Он продолжал читать, а я слушал приглушенный лязг и звяканье цепей и кандалов по ту сторону стенки; потом донесся голос, тоже приглушенный, булькающий от заливающей рот мокроты, – голос Харка: «Холодно мне! Нача-альник! Ведь холодно же! Холодно! Помоги бедному ниггеру, эй, начальник! Помоги бедному замерзшему ниггеру! Нача-альник, принеси бедному замерзшему ниггеру чем прикрыть его кости!» Грей, нимало не смущаясь шумом, читал дальше. Харк вопил не переставая, а я медленно поднялся со скамьи, потопал ногами, чтобы не мерзли.

– Я слушаю, – сказал я Грею. – Не обращайте внимания, я слушаю.

Стреноженно прошаркал кандалами к окну, слушая не столько Грея, сколько Харковы стенания и вопли за стенкой; конечно, я знал, что он ранен, что в камерах холодно, но я также знал Харка: Харк явно придуривался, а на это он мастак. Единственный негр в Виргинии, кто мог хитроумной лестью заставить белого отдать последнюю рубаху. Я стоял у окна и слушал не Грея, а Харка. Голос его стал слабым, жалостным, дрожащим от жесточайшего страдания – вот-вот, казалось, Харк испустит дух; таким голосом можно было растопить самое ледяное сердце.

– Ой-ой, кто-нибудь, помогите бедному, больному, замерзающему негру! Ой, маса начальник, ну хоть что-нибудь, ну хоть тряпочку, прикрыть ему кости! – И тут же я услышал, как за спиной у меня Грей встает и идет к двери вызывать Кухаря.
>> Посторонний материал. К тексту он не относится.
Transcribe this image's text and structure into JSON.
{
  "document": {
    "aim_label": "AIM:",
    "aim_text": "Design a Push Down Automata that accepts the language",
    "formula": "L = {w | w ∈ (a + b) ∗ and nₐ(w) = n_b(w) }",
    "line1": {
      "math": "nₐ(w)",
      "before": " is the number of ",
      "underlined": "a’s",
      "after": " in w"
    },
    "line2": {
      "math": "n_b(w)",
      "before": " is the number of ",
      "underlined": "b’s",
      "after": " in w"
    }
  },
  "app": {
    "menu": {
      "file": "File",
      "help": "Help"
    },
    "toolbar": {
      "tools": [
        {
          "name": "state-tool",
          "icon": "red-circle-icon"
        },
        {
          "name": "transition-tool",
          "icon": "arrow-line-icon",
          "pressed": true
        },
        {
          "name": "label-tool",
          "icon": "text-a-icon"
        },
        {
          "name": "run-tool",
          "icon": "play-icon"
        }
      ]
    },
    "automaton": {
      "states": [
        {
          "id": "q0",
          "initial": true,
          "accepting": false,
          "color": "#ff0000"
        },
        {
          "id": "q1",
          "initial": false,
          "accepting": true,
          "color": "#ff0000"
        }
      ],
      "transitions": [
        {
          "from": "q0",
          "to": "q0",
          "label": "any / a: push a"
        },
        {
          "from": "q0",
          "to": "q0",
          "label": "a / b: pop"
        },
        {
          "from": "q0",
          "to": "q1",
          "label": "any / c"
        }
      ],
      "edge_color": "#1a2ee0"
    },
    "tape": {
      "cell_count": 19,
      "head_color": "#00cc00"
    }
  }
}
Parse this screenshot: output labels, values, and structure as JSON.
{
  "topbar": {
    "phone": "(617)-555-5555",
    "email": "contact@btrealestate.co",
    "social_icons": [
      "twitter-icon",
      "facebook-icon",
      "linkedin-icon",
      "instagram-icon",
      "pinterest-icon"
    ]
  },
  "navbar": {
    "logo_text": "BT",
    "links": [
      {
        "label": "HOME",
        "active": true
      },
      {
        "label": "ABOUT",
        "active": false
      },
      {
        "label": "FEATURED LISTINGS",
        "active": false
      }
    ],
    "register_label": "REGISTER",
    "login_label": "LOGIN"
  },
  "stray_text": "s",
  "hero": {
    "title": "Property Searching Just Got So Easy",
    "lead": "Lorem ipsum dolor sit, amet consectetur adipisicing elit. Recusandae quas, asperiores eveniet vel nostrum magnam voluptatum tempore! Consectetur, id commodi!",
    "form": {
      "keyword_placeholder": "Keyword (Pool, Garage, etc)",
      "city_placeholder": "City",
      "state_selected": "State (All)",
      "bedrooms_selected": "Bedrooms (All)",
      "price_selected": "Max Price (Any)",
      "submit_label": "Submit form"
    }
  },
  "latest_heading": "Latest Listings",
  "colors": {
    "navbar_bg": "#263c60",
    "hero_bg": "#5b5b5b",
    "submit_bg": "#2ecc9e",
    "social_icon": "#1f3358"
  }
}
– Найди там какое-нибудь одеяло для второго негра, – приказал Грей. Потом он опять сел и принялся читать, а из-за стенки я совершенно явственно услышал, как в затихающем стоне Харка прозвучало что-то вроде сдавленного смешка, этакое удовлетворенное хрюканье.

– «У меня никогда не было привычки воровать, ни в детстве, ни в юности. Правда, даже в этот ранний период моей жизни соседские негры настолько верили в превосходство моих суждений, что, замыслив какую-нибудь проказу, частенько брали меня с собой, чтобы я руководил ими. Я рос в их окружении под постоянным влиянием их веры в превосходство моих суждений, каковое, по их мнению, довершалось еще и божественным вдохновением, проявившимся в упомянутом случае из моего детства; впоследствии же их веру подкрепляла строгость моей жизни и поведения, строгость, которая стала притчей во языцех среди белых и негров. Скоро осознав свое величие, я должен был ему соответствовать, поэтому тщательно избегал неподобающего общения и, окутавшись тайной, посвящал все время молитве и посту…»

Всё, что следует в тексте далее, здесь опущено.